Cabe ressaltar, que em atendimento ao substantive due process, não é facultado ao Estado legislar de modo abusivo ou imoderado, pois o princípio do devido processo legal que tem garantia expressa na Constituição Federal de 1988, deve se respeitado não apenas em seu sentido processual, mas principalmente em seu sentido material que é instrumento apto para evitar atos legislativos arbitrários.
O âmbito substancial do princípio do devido processo legal abarca também a maneira de aplicação das leis, dos atos administrativos e das decisões judiciais, haja vista a sua pertinência principiológica nas funções do Estado.
Hodiernamente, a doutrina está inclinada a constitucionalização das relações processuais e, nesse aspecto o substantive due process é o meio garantidor de um “processo justo”, já que age como os postulados da proporcionalidade e razoabilidade diante do caso concreto e conseqüentemente em atendimento a dignidade da pessoa humana.
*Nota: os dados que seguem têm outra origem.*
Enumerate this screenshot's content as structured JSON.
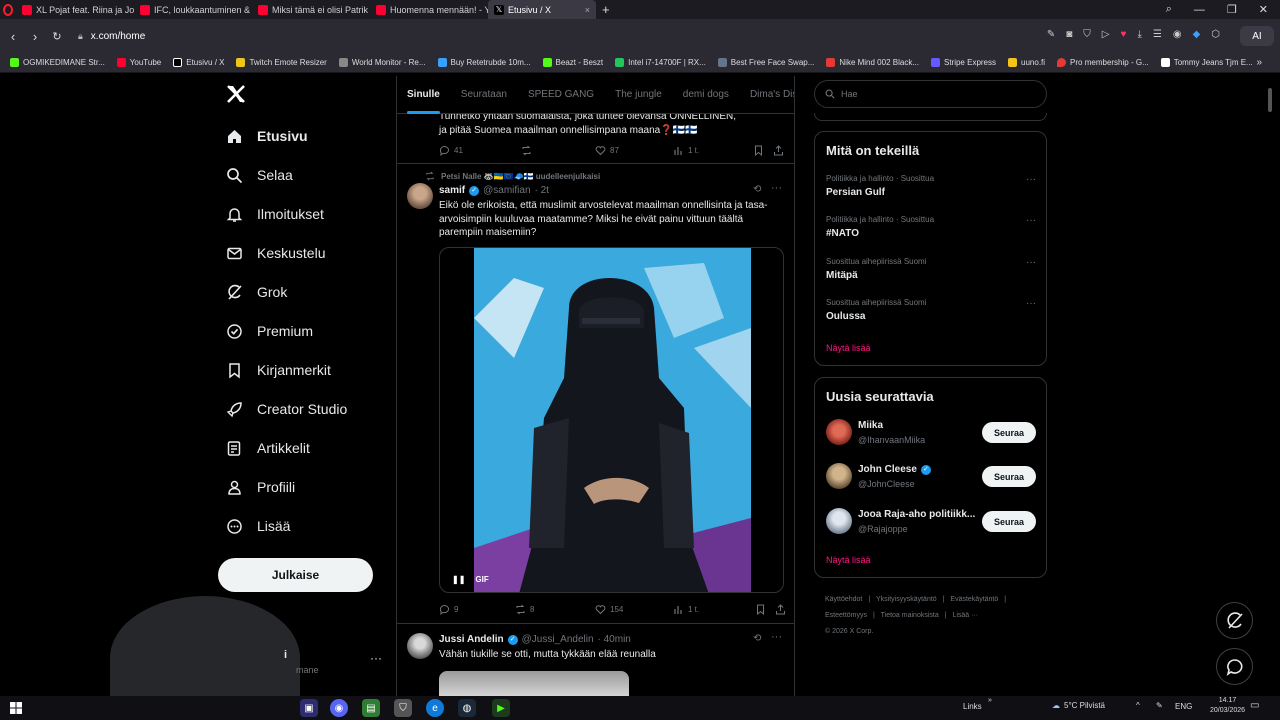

Diante do caso concreto, em cumprimento de sua função judicial, cabe ao Estado/juiz tornar sem efeito suas próprias decisões, uma lei, ato administrativo ou até mesmo um ato particular que não esteja consubstanciado com os postulados instrumentais do substantive due process, quer dizer nos postulados da razoabilidade e da proporcionalidade. Pois, é inaceitável que, por exemplo, para o cargo de auxiliar de serviços gerais, o edital do concurso público exija que o candidato tenha uma perfeita arcada dentária ou determinada altura, neste caso, há afronta a razoabilidade. Recentemente, o Supremo Tribunal Federal decidiu que as universidades públicas estão proibidas de cobrar taxa de matrícula. Para o Supremo, a cobrança é inconstitucional por violar o inciso IV do artigo 206 da Constituição, que estabelece o princípio da gratuidade do ensino público em estabelecimentos oficiais, não é razoável cobrar por algo que a própria Constituição prescreve ser gratuito.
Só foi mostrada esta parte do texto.